J. Lindsey Lane. Jefferson Medical College
Objectives: To qualitatively evaluate a one day program to prepare 3rd year students to approach and assess infants and children.
Methods: The program, given on the first day of the clerkship, has 4 components. Learning: 1. Approach by watching and discussing the COMSEP video, 2. Physical examination using animated video, mannequins and real infants and children, 3. Developmental assessment using video and real infants and children, and anticipatory guidance using role-play. 4. Technical skills using mannequins and each other.
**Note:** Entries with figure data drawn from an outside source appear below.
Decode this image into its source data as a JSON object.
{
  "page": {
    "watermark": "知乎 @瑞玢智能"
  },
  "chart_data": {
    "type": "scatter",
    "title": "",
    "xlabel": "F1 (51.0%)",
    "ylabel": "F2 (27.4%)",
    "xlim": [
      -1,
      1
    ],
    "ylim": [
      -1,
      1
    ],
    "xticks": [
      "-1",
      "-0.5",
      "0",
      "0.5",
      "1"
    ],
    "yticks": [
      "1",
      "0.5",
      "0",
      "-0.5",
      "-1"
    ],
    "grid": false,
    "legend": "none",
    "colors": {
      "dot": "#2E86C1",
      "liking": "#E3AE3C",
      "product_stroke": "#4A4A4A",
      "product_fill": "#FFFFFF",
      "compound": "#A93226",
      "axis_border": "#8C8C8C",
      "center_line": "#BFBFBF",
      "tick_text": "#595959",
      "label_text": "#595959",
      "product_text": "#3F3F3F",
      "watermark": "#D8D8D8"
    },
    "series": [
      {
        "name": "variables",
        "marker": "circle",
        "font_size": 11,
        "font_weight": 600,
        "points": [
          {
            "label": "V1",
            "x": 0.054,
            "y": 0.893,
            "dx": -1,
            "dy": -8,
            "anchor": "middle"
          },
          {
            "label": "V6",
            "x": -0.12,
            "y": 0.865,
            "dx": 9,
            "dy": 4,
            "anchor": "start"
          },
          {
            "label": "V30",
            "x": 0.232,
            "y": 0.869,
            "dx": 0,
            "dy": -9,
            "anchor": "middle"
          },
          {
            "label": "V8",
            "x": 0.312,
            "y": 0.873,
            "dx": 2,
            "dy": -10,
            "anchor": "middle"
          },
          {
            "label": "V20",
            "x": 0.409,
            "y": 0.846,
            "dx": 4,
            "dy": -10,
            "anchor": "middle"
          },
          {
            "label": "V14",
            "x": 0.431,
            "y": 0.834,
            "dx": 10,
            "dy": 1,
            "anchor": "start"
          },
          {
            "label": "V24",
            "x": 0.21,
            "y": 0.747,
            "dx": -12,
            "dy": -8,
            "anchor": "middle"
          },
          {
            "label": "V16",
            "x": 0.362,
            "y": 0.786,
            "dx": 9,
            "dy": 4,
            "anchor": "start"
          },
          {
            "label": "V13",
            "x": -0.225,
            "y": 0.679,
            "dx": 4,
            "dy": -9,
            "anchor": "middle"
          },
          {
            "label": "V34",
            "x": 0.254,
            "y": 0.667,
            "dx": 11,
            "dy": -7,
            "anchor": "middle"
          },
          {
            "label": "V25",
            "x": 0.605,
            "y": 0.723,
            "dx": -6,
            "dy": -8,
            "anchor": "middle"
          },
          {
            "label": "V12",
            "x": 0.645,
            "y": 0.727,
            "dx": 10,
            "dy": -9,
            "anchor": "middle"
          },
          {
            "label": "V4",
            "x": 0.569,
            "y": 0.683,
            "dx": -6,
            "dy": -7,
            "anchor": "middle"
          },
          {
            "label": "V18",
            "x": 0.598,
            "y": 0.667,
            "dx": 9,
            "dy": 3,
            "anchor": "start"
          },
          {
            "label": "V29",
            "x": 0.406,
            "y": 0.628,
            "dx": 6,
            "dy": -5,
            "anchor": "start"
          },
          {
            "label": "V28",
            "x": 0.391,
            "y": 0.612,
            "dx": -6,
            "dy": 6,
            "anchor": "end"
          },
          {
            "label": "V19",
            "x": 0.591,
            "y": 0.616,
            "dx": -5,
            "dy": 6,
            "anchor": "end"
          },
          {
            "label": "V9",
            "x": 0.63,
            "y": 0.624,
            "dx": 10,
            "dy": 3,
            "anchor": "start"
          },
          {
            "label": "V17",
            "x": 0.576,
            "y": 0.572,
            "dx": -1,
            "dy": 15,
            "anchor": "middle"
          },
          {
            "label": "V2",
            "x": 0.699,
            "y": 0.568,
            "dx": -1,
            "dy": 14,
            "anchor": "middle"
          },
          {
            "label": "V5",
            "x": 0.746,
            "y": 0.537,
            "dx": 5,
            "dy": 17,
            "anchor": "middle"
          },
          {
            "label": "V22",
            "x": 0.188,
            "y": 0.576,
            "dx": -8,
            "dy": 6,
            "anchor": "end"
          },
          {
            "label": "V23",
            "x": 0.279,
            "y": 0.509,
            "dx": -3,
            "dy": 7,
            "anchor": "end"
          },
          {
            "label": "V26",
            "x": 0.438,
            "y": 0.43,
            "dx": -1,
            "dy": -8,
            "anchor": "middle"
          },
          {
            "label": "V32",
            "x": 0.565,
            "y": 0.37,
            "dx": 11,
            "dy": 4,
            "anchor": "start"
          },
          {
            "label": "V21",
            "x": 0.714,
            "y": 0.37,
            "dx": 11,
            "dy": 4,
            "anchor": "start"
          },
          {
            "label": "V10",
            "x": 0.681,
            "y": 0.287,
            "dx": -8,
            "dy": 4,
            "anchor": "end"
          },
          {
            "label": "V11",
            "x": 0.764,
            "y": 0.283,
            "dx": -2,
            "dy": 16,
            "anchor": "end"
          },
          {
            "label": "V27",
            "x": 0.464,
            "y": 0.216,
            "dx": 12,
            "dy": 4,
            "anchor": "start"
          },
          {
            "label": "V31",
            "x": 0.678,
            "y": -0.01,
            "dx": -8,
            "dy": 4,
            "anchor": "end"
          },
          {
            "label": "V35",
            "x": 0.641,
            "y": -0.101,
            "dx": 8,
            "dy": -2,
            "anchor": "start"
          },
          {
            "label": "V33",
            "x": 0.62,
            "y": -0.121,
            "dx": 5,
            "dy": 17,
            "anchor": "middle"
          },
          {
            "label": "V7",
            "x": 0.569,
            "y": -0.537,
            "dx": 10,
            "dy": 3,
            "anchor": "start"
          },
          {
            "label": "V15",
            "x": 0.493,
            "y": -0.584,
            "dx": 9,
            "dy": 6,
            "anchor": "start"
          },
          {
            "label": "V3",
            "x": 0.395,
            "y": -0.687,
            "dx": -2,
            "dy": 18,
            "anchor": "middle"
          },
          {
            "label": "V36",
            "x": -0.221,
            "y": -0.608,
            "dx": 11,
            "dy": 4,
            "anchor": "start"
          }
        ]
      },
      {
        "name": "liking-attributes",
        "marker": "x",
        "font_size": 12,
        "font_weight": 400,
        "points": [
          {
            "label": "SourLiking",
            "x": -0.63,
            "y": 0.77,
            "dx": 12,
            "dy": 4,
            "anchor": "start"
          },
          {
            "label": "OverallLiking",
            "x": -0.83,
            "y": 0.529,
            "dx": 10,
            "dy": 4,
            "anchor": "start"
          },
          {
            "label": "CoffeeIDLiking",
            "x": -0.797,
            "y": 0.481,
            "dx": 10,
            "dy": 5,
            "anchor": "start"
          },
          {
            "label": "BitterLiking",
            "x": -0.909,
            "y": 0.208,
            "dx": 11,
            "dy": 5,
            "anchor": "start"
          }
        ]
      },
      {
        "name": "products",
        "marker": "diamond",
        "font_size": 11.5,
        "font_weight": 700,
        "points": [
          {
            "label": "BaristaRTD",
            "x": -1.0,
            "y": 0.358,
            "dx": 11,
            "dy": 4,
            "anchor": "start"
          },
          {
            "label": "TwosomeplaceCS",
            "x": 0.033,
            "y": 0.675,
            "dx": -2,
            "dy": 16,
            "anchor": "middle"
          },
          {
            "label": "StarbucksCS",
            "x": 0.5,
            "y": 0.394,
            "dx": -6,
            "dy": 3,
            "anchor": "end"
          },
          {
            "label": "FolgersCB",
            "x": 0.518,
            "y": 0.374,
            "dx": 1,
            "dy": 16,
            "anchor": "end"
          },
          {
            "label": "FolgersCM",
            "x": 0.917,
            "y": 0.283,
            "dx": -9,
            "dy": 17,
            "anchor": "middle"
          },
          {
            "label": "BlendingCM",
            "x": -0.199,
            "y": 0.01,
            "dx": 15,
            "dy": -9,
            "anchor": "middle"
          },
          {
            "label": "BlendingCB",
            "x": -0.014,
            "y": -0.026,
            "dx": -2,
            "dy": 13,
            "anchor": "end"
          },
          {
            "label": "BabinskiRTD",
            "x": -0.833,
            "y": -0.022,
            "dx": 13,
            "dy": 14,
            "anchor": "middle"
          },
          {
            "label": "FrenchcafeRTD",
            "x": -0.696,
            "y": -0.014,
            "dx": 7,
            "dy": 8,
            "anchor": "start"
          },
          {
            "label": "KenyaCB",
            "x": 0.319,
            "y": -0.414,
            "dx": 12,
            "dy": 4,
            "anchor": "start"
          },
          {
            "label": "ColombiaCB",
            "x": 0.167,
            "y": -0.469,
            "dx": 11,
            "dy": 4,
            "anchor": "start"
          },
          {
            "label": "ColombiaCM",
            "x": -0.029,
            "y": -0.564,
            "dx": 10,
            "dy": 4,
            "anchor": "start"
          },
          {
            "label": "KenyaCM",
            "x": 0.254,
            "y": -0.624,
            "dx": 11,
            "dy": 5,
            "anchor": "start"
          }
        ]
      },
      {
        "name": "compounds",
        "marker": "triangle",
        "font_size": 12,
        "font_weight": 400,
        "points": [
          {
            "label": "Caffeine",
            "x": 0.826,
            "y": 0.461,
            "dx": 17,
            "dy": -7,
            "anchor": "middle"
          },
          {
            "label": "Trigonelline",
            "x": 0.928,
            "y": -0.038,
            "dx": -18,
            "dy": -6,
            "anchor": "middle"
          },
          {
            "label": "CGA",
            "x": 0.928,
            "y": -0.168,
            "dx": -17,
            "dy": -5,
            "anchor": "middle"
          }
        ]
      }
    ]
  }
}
Students evaluated the program using a 5 point likert scale (4 or 5 = high, 3 = average, 1 or 2 = low) and wrote comments about each component. They indicated whether they used the skills during the clerkship. We piloted the program over 6 blocks in the 2002-3 academic year
Results: 153 students participated. 67% rated the program high, 26% average and 7% low. Skills learned from the COMSEP video were used by 79%, physical examination 90%, developmental assessment/anticipatory guidance 78% and technical 56%. Negative comments centered on the length of the day, incursion on travel time to distant affiliates, taking time away from the clinical experience and dislike of role-playing. Many students commented that they had minimal preparation for pediatrics during the first two years of medical school.
Conclusion: The clinical skills day is effective. Future research should focus on evaluating the quantitative impact of the program on student performance and where in the overall medical school curriculum the program should be taught in order to maximize students' mastery of pediatric skills.